Japan to discontinue the practice of providing blank passport pages, marking the end of the G20 countries’ usage.

Japan, a country known for its efficiency and order, has made a significant announcement that may affect travelers worldwide. The Japanese government has recently revealed plans to end the service of adding blank passport pages, making it the last country in the G20 to do so. This decision could have a significant impact on those who frequently travel to this country or intended to visit in the near future. In this article, we will delve into the reasons behind this move and the potential implications for travelers.

Starting Monday, Japan will no longer allow passport holders to add pages when they run out of space for visas and immigration stamps. This move comes after the International Civil Aviation Organization advised the country to stop such a service, citing difficulties distinguishing the valid passports from counterfeit ones. With this decision, Japan joins the other 19 members of the Group of 20 who have already abolished the system.

Along with this change, a revised Passport Act will go into effect on Monday in Japan. Passports can now be renewed and lost passports can be reported online, part of the country’s push to digitalize and streamline government services.

While adding pages to passports has been a convenient and popular service for frequent travelers, it has also raised concerns about passport security. Fake passports often contain pages with different designs or dimensions compared to valid ones, making it easier for counterfeiters to replicate the same page onto a fake passport.

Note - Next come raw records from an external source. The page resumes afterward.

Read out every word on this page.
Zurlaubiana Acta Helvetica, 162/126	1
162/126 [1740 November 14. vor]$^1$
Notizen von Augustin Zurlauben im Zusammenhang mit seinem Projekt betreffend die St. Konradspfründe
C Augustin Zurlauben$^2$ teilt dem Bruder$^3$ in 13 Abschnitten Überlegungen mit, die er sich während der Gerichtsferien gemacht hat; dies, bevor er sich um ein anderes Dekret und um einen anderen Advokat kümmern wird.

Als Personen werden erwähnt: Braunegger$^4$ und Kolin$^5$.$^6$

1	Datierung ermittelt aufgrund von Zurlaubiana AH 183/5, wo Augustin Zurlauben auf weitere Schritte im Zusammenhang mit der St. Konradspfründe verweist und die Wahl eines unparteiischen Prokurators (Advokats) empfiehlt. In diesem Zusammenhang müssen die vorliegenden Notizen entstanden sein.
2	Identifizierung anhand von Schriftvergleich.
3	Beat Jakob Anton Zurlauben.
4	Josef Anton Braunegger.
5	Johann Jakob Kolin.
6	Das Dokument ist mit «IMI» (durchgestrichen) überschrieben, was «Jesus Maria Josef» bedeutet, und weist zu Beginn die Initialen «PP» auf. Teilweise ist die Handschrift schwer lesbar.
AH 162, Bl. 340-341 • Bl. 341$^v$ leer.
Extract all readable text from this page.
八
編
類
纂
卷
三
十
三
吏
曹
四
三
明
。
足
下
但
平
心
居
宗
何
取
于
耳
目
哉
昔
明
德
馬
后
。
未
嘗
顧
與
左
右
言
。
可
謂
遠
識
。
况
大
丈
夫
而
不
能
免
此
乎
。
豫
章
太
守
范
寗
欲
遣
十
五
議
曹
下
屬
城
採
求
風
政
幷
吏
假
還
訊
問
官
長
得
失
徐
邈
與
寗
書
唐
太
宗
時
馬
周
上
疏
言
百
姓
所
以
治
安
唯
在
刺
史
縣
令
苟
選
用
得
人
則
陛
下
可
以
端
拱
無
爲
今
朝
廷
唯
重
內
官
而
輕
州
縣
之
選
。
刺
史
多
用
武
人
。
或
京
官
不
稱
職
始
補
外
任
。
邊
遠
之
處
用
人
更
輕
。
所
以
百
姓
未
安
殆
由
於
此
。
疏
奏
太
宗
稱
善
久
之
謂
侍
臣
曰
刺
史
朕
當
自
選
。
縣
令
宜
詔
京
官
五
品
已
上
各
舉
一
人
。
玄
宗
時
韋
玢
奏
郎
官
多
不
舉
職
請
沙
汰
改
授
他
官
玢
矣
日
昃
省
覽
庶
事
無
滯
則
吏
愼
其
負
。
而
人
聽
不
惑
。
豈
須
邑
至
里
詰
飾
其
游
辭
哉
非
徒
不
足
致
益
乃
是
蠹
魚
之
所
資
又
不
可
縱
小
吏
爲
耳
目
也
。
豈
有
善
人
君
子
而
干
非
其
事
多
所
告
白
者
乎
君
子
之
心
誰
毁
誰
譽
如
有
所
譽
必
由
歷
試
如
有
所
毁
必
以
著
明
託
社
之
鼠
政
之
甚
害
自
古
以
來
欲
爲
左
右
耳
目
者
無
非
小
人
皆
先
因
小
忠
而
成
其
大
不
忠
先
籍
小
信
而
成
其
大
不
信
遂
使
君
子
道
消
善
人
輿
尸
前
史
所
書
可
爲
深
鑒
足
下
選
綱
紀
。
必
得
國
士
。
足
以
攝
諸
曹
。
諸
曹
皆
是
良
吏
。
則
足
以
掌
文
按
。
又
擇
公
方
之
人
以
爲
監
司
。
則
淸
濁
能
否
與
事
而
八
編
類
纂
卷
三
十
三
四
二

Japan’s move to end this service also reflects the growing trend towards biometric passports. Biometric passports contain a microchip that stores the traveler’s personal and biometric information, such as facial recognition or fingerprints, making it more difficult to forge or counterfeit. As more countries adopt biometric passports, traditional paper passports with added pages are becoming outdated and less secure.

Read more:  Halting citizen providers helps prevent him from touring? .. Solution passports • Newspaper Al Marsad

In addition, the COVID-19 pandemic has accelerated the transition to digital and contactless services, urging countries to offer more online options for government processes. Japan’s new online passport renewal and reporting system is part of this effort to reduce physical contact and promote digital access, especially during these times of social distancing.

However, some critics have raised concerns about the accessibility of the online system, especially for seniors or those without internet access. They worry that some may be excluded from renewing their passports or reporting lost ones, potentially causing further headaches for travelers.

Overall, Japan’s decision to end the service of adding pages to passports is a step towards strengthening passport security and digitalizing government services. As the world becomes more connected and travel becomes more frequent, ensuring the authenticity and security of passports is crucial in maintaining safe and efficient travel processes.

Leave a Reply

Your email address will not be published. Required fields are marked *

This site uses Akismet to reduce spam. Learn how your comment data is processed.